Der Gerichtshof entschied in seinem Urteil in der Rechtssache C-4/23 vom 4. Oktober 2024, dass die Weigerung eines Mitgliedstaats, eine in einem anderen Mitgliedstaat rechtmäßig vorgenommene Änderung des Vor- und Nachnamens anzuerkennen, rechtswidrig ist
Das Geschlecht des Bürgers wurde bei der Geburt in Rumänien als weiblich registriert. Nach seinem Umzug in das Vereinigte Königreich erwarb er auch die britische Staatsbürgerschaft, behielt jedoch seine rumänische Staatsbürgerschaft. Im Jahr 2017 beantragte er im Vereinigten Königreich die Änderung seines Vornamens und die Änderung seiner Geschlechtsidentität von weiblich in männlich, was im Jahr 2020 gesetzlich anerkannt wurde. Anschließend beantragte er im Jahr 2021 auf der Grundlage von vom Vereinigten Königreich ausgestellten Dokumenten, die diese Änderungen bestätigten, bei den rumänischen Verwaltungsbehörden die Registrierung dieser Familien. Brief. Die rumänischen Behörden beantragten außerdem die Ausstellung einer neuen Geburtsurkunde.Die rumänischen Behörden lehnten diesen Antrag mit der Begründung ab, dass der betreffende Bürger ein neues Verfahren zur Änderung seiner Geschlechtsidentität vor den rumänischen Gerichten einleiten sollte.
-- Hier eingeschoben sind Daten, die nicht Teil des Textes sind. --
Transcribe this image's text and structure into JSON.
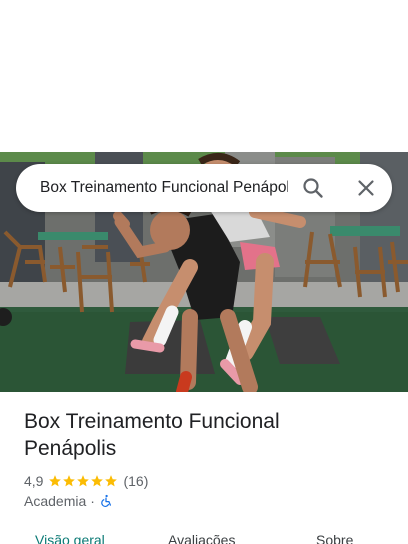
{
  "search": {
    "query": "Box Treinamento Funcional Penápolis"
  },
  "place": {
    "name": "Box Treinamento Funcional Penápolis",
    "rating": "4,9",
    "stars": 5,
    "review_count": "(16)",
    "category": "Academia",
    "separator": "·"
  },
  "tabs": [
    {
      "label": "Visão geral",
      "active": true
    },
    {
      "label": "Avaliações",
      "active": false
    },
    {
      "label": "Sobre",
      "active": false
    }
  ],
  "colors": {
    "star": "#fbbc04",
    "accent_tab": "#0b7a75",
    "accessibility_icon": "#1a73e8"
  },
  "icons": {
    "search": "search-icon",
    "close": "close-icon",
    "accessibility": "wheelchair-accessible-icon"
  }
}
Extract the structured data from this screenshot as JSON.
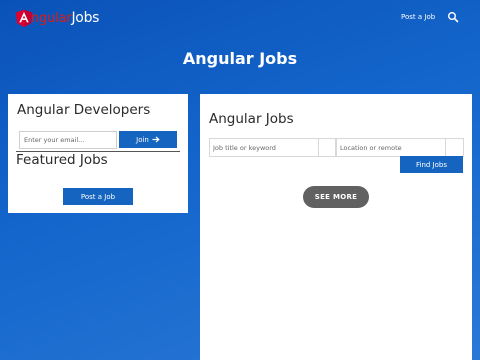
{
  "header": {
    "logo_letter": "A",
    "logo_text_angular": "ngular",
    "logo_text_jobs": "Jobs",
    "nav_post_label": "Post a Job",
    "search_icon": "search-icon"
  },
  "hero": {
    "title": "Angular Jobs"
  },
  "left_card": {
    "title": "Angular Developers",
    "email_placeholder": "Enter your email...",
    "join_label": "Join",
    "join_icon": "arrow-right-icon",
    "featured_title": "Featured Jobs",
    "post_job_label": "Post a Job"
  },
  "right_card": {
    "title": "Angular Jobs",
    "keyword_placeholder": "Job title or keyword",
    "location_placeholder": "Location or remote",
    "find_label": "Find Jobs",
    "see_more_label": "SEE MORE"
  },
  "colors": {
    "brand_red": "#dd1b16",
    "button_blue": "#1565c0",
    "see_more_grey": "#616161",
    "background_blue": "#1466cc"
  }
}
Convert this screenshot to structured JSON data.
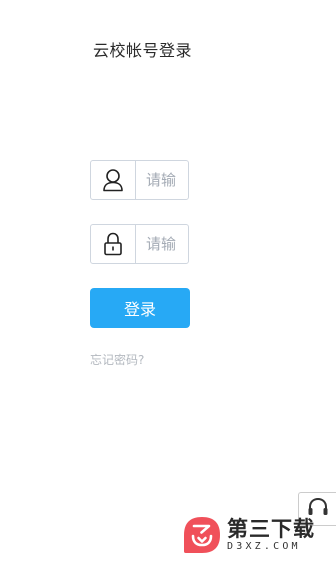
{
  "header": {
    "title": "云校帐号登录"
  },
  "form": {
    "username": {
      "icon": "user-icon",
      "value": "",
      "placeholder": "请输"
    },
    "password": {
      "icon": "lock-icon",
      "value": "",
      "placeholder": "请输"
    },
    "login_label": "登录",
    "forgot_label": "忘记密码?"
  },
  "support": {
    "icon": "headset-icon"
  },
  "watermark": {
    "title": "第三下载",
    "subtitle": "D3XZ.COM"
  },
  "colors": {
    "primary": "#27a9f5",
    "border": "#cfd6df",
    "muted": "#b3b8bf",
    "watermark_red": "#f0505a"
  }
}
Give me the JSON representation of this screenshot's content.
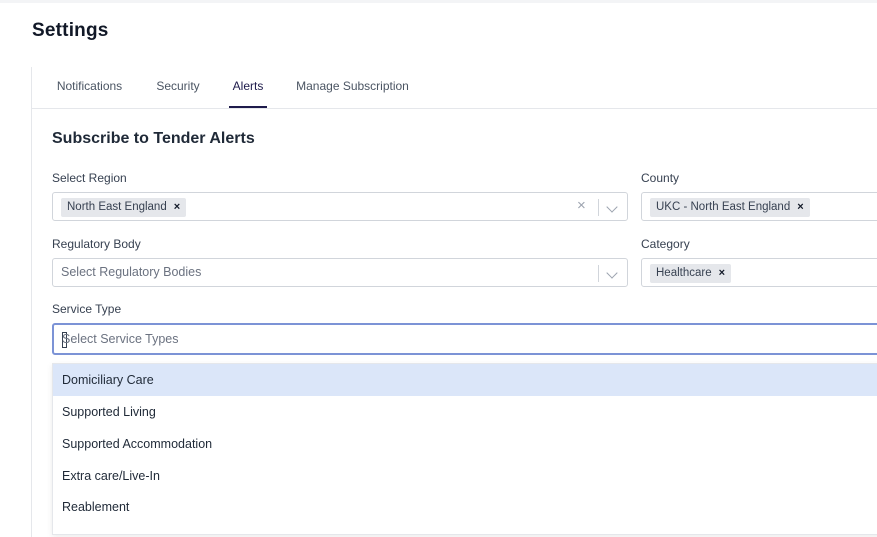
{
  "page": {
    "title": "Settings"
  },
  "tabs": [
    {
      "label": "Notifications"
    },
    {
      "label": "Security"
    },
    {
      "label": "Alerts",
      "active": true
    },
    {
      "label": "Manage Subscription"
    }
  ],
  "form": {
    "title": "Subscribe to Tender Alerts",
    "region": {
      "label": "Select Region",
      "selected": [
        "North East England"
      ]
    },
    "county": {
      "label": "County",
      "selected": [
        "UKC - North East England"
      ]
    },
    "regulatory": {
      "label": "Regulatory Body",
      "placeholder": "Select Regulatory Bodies"
    },
    "category": {
      "label": "Category",
      "selected": [
        "Healthcare"
      ]
    },
    "service": {
      "label": "Service Type",
      "placeholder": "Select Service Types"
    }
  },
  "dropdown": {
    "options": [
      "Domiciliary Care",
      "Supported Living",
      "Supported Accommodation",
      "Extra care/Live-In",
      "Reablement"
    ],
    "highlighted_index": 0
  },
  "colors": {
    "accent": "#1e1b4b",
    "highlight": "#dbe6f9",
    "focus": "#7c93d6"
  }
}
Daher wandte sich der betroffene Bürger an das Gericht in Bukarest und forderte, dass die in seiner Geburtsurkunde enthaltenen Daten mit den Daten in den vom Vereinigten Königreich ausgestellten Dokumenten zur Bestätigung der Änderung seines Vornamens und seiner Geschlechtsidentität in Einklang gebracht werden. Auch der Brexit hat Einfluss.
In seiner Entscheidung stellt der Gerichtshof fest, dass es gegen das Unionsrecht verstößt, wenn die Gesetzgebung eines Mitgliedstaats die Anerkennung und Eintragung einer Änderung des Vornamens und der Geschlechtsidentität, die in einem anderen Mitgliedstaat rechtmäßig stattgefunden hat, in die Geburtsurkunde eines Staatsangehörigen dieses Mitgliedstaats nicht zulässt. Der Gerichtshof führte weiter aus, dass dies auch dann gelte, wenn der Antrag auf Anerkennung dieser Änderung nach dem Austritt des Vereinigten Königreichs aus der Union gestellt worden sei.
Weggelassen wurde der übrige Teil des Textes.